Off-farm employment for Canadian agriculture producers has reached a new high -- and it’s not confined to small, part-time producers anymore.
A new report from Statistics Canada says nearly half of the 327,055 producers who took part in its 2006 census reported working off their farm. That’s a four per cent increase since the 2001 census.
The biggest change was in operators of farms with gross revenues of more than $250,000. A full one-quarter of them now report off-farm income, compared to less than 20 per cent in 2001.
Working off-farm remains particularly prevalent in the small-farm sector (with gross revenues under $10,000), where 60 per cent say they held down other jobs. That figure has stayed the same over the past five years.

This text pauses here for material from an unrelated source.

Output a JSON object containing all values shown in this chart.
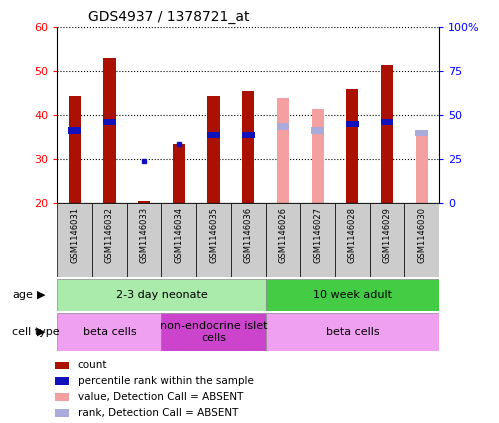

But the future of off-farm work is highly uncertain.
Given the drastic economic downturn since the 2006 census and the failure of the manufacturing sector, questions are emerging about where off-farm jobs will be found. And will the nature of those jobs match the profile of the traditional job seeker? Producers with university degrees, young growers and male producers are the most likely to work off farm -- if they can find anyone willing to hire them.
“The performance of rural labour markets is an important factor in the economic well-being of farm operators,” says Statistics Canada. “The proximity to urban centres was not associated with the probability of off-farm work participation.”
Indeed, rural prosperity has been a key to keeping producers employed off-farm. The report says growers who lived in communities experiencing rapid employment growth between 1991 and 2001 were more likely to be engaged in off-farm work. Producers who lived in communities with low employment growth were appreciably less likely to work off-farm than similar operators living in a high employment-growth community.
Least likely to work off-farm were dairy producers, those with incorporated farms and sole farm owners.